GAO Report Finds Disappearing Middle Class Among Cus

Register now

A report issued by the federal government last week portrays a credit union movement that is increasingly divided between large, diversified institutions and small, traditional mom-and-pop credit unions.

The report by the General Accounting Office, though, was generally positive, documenting a vast improvement in the financial condition of the credit union movement since 1991, just after the Rhode Island deposit insurance crisis and the last time the government auditors studied credit unions, and today when credit union assets are at all-time highs and the number of troubled credit unions has declined significantly.

But the GAO report did raise some potentially difficult issues for credit unions, specifically the level of service to the underserved, which has long been considered one of the major missions of credit unions.

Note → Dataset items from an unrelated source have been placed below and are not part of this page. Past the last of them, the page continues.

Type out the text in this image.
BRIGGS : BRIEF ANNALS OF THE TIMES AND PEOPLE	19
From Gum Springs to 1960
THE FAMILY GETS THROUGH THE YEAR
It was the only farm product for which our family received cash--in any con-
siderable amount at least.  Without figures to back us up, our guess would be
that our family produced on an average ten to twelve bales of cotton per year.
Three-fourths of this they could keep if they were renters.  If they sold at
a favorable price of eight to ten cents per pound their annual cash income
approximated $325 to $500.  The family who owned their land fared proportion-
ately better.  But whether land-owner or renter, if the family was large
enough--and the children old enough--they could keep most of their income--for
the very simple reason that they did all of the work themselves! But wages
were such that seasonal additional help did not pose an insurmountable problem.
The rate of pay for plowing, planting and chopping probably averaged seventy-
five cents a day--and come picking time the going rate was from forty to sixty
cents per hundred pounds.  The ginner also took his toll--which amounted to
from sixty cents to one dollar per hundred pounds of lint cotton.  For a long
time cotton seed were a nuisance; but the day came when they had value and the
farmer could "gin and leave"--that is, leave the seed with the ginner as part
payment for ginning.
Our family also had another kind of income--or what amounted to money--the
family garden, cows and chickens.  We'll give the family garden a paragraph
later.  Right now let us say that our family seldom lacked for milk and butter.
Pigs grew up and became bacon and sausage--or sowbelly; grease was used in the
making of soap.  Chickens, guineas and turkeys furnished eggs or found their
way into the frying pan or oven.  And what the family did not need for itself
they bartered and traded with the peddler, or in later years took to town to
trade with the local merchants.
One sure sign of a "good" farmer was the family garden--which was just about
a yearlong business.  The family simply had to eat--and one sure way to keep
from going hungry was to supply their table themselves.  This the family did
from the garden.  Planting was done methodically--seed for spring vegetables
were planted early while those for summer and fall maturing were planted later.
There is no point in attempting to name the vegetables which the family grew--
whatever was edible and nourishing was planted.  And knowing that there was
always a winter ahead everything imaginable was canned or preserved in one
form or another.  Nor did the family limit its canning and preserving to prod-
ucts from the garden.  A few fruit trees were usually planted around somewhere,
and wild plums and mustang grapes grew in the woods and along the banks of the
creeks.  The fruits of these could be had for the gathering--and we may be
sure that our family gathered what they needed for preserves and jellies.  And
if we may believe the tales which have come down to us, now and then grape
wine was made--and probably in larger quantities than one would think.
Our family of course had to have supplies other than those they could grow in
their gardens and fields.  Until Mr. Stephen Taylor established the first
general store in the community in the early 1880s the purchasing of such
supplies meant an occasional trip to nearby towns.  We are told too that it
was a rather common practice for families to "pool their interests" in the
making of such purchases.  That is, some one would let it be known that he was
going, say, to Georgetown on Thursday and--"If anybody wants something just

Credit unions' adherence to this mission was one of the main purposes of the study, requested by then-Senate Banking Committee Chairman Paul Sarbanes (D-MD), a major advocate of the Community Reinvestment Act. Sarbanes, who raised the issue of credit union service to the underserved during several Senate hearings, requested the study soon after NCUA repealed its own CRA-like Community Action Plan, which would have required community-chartered credit unions to document their own service to low- and moderate-income communities

The GAO found that there is some evidence to suggest that credit unions devote a smaller portion of their services than banks to serving low- and moderate-income people. In fact, data gathered from the Federal Reserve's Home Mortgage Disclosure Act and the Fed's triennial Survey of Consumer Finances, indicates that credit union loans go to a lower percentage of low- and moderate-income borrowers than do bank loans.

These findings are something that congressional critics, and especially the banks, will continue to focus on as increasing numbers of credit union serve the general population through community charters. Adherence to this mission, insist the bankers, is part of the price for the continuation of credit unions' federal tax exemption.

The American Bankers Association, in fact, saw the GAO report pointing directly to the tax exemption, even though the report steered clear of the issue. The report, stated Edward Yingling, executive vice president of the ABA, successfully documents the trend that large credit unions are becoming more like community banks. "Policy makers should ask themselves: when is a credit union not a credit union? GAO's report, in our view, provides some answers," said Yingling.

But the data on serving the underserved is limited, conceded the GAO, which recommended that either NCUA or Congress undertake to collect more information to determine whether credit unions are adhering to their stated mission of serving people of modest means.

NCUA Chairman Dennis Dollar, who helped repeal the NCUA CAP, acknowledged the Fed's findings but said the limits on HMDA collection to only those credit unions over $31 million and offering mortgage loans provides little insight into the question of serving the underserved. Dollar insisted NCUA under his 'Access Across America' program has vastly expanded the low- and moderate-income markets for credit unions to serve over the past few years and it will take some time yet to determine whether those credit unions are adequately penetrating those markets. In addition, the majority of credit unions continue to be organized around occupation or association groups, limiting their ability to reach out to underserved communities, he said.

Still, Dollar moved last week to address this issue by organizing an NCUA task force aimed at addressing some of the findings in the GAO report, including creating a system to collect information on service to the underserved.

CUNA General Counsel Eric Richard also referred to a lack of data collection on the issue of service to the underserved. Richard suggested that the concept of service to the underserved, as stated in the Federal CU Act, passed in 1934 when the difference between blue collar and white collar America were more clear, has evolved over the past seven decades, so that different standards apply now.

The sum of the GAO report was much less bracing than the 1991 report, issued amidst the worst times in credit union history, when credit unions, like banks, were failing in record numbers, and the failure of the Rhode Island Share and Deposit Indemnity Corp. caused a state banking holiday and the failure of dozens of privately insured credit unions. The 1991 report included in more than 60 recommended reforms for credit unions, most of which were eventually adopted by either NCUA or Congress.

Since then, the GAO notes, the number of troubled credit unions has declined by almost two thirds to just 211 at the end of 2002, while credit union assets have more than doubled and profitability is near all-time highs. "I think the numbers speak for themselves," said NAFCU President Fred Becker. "Things are a lot better today than they were then."

As a result, the GAO this time had only a handful of recommendations, including creating some kind of data collection system to determine service to the underserved; that NCUA consult with other financial regulators on its recently adopted risk-focus examination programs; that NCUA improve the process for setting the overhead transfer rate for funding the annual operating budget; and that NCUA study a risk-based policy for pricing share insurance. Also, GAO suggested NCUA seek permanent authority from Congress, provided for a brief time during the Y2K concerns, over third-party vendors of credit unions, something all the other financial regulators have.